Koponen Olli, Tolonen Marja, Qiao Mingqiang, Wahlström Gudrun, Helin Jari, Saris Per E J
Department of Applied Chemistry and Microbiology1 and Institute of Biotechnology2, Viikki Biocentre, University of Helsinki, Finland.
Microbiology (Reading). 2002 Nov;148(Pt 11):3561-3568. doi: 10.1099/00221287-148-11-3561.

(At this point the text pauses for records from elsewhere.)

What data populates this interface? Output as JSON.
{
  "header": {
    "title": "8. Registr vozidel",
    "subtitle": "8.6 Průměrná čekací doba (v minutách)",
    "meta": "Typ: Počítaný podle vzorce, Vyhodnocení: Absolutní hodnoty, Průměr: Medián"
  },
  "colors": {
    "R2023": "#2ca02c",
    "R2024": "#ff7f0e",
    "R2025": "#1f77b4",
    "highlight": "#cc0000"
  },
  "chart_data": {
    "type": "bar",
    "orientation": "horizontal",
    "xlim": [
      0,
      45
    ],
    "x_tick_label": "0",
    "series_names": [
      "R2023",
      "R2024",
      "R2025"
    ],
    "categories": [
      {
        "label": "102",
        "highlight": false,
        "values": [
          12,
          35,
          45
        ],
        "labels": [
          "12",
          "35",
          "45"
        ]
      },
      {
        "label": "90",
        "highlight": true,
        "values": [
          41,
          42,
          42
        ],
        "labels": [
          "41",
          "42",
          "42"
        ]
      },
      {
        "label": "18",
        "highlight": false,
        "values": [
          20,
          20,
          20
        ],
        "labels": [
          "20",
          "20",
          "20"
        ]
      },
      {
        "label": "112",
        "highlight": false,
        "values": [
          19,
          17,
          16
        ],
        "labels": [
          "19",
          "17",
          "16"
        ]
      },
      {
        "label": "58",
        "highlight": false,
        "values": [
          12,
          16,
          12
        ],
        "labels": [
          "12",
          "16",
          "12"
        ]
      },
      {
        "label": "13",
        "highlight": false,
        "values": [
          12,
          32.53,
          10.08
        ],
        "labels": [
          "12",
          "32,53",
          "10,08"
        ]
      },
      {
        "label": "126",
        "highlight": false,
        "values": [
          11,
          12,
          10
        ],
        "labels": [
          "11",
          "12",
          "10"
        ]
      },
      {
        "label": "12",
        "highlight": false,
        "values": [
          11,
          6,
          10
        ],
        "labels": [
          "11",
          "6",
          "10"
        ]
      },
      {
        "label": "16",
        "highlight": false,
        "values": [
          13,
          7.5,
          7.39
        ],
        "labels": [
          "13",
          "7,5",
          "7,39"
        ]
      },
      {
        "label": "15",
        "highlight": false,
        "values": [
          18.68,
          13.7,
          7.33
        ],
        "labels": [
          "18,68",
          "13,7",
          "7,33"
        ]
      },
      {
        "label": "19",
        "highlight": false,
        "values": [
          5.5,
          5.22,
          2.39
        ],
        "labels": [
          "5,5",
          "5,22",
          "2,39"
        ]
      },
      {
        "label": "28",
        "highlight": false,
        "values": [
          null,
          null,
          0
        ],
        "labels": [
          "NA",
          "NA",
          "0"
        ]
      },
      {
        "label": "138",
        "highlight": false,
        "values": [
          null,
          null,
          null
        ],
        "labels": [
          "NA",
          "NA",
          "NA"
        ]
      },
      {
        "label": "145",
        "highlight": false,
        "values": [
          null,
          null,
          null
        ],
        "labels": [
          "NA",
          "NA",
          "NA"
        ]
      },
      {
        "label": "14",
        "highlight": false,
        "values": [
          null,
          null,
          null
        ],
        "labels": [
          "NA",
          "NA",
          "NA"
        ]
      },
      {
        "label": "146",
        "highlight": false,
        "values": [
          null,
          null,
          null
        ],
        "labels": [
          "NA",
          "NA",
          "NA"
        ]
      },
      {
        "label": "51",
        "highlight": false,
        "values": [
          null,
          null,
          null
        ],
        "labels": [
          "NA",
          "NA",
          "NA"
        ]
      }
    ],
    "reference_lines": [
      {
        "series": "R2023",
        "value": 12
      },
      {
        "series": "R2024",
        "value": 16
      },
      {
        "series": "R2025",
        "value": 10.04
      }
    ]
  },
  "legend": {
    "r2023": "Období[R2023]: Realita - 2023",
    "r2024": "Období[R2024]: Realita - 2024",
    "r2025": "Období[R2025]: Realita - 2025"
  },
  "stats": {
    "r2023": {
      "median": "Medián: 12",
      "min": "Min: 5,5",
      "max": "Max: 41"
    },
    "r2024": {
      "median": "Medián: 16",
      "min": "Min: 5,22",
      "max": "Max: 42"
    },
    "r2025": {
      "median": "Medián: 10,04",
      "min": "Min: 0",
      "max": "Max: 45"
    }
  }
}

Nisin produced by Lactococcus lactis subsp. lactis is a 34-residue antibacterial polypeptide and belongs to a group of post-translationally modified peptides, lantibiotics, with dehydrated residues and cyclic amino acids, lanthionines. These modifications are supposed to be made by enzymes encoded by lanB and lanC genes, found only in biosynthetic operons encoding lantibiotics. To analyse the extent of modification, His-tagged nisin precursors were expressed in nisB and nisC mutant strains. The His-tagged nisin precursors were purified from the cytoplasm of the cells, as lack of NisB or NisC activity impaired translocation of the nisin precursor. The purified His-tagged polypeptides were analysed with trypsin digestion followed by nisin bioassay, SDS-PAGE, N-terminal sequencing and mass spectroscopy. According to the results, nisin precursors from the strain lacking NisB activity were totally unmodified, whereas nisin precursors from the strain lacking NisC activity, but having NisB activity, were dehydrated and devoid of normal lanthionine formation. This is the first experimental evidence showing that NisB is required for dehydration and NisC for correct lanthionine formation in nisin maturation.
乳酸乳球菌乳酸亚种产生的乳链菌肽是一种由34个氨基酸残基组成的抗菌多肽,属于一类翻译后修饰的肽,即羊毛硫抗生素,其含有脱水残基和环状氨基酸(羊毛硫氨酸)。这些修饰被认为是由lanB和lanC基因编码的酶完成的,这些基因仅存在于编码羊毛硫抗生素的生物合成操纵子中。为了分析修饰程度,在nisB和nisC突变菌株中表达了带有His标签的乳链菌肽前体。由于缺乏NisB或NisC活性会损害乳链菌肽前体的转运,因此从细胞的细胞质中纯化了带有His标签的乳链菌肽前体。对纯化的带有His标签的多肽进行胰蛋白酶消化,随后进行乳链菌肽生物测定、SDS-PAGE、N端测序和质谱分析。根据结果,缺乏NisB活性的菌株产生的乳链菌肽前体完全未被修饰,而缺乏NisC活性但具有NisB活性的菌株产生的乳链菌肽前体发生了脱水且没有正常的羊毛硫氨酸形成。这是首个实验证据,表明在乳链菌肽成熟过程中,脱水需要NisB,而正确形成羊毛硫氨酸需要NisC。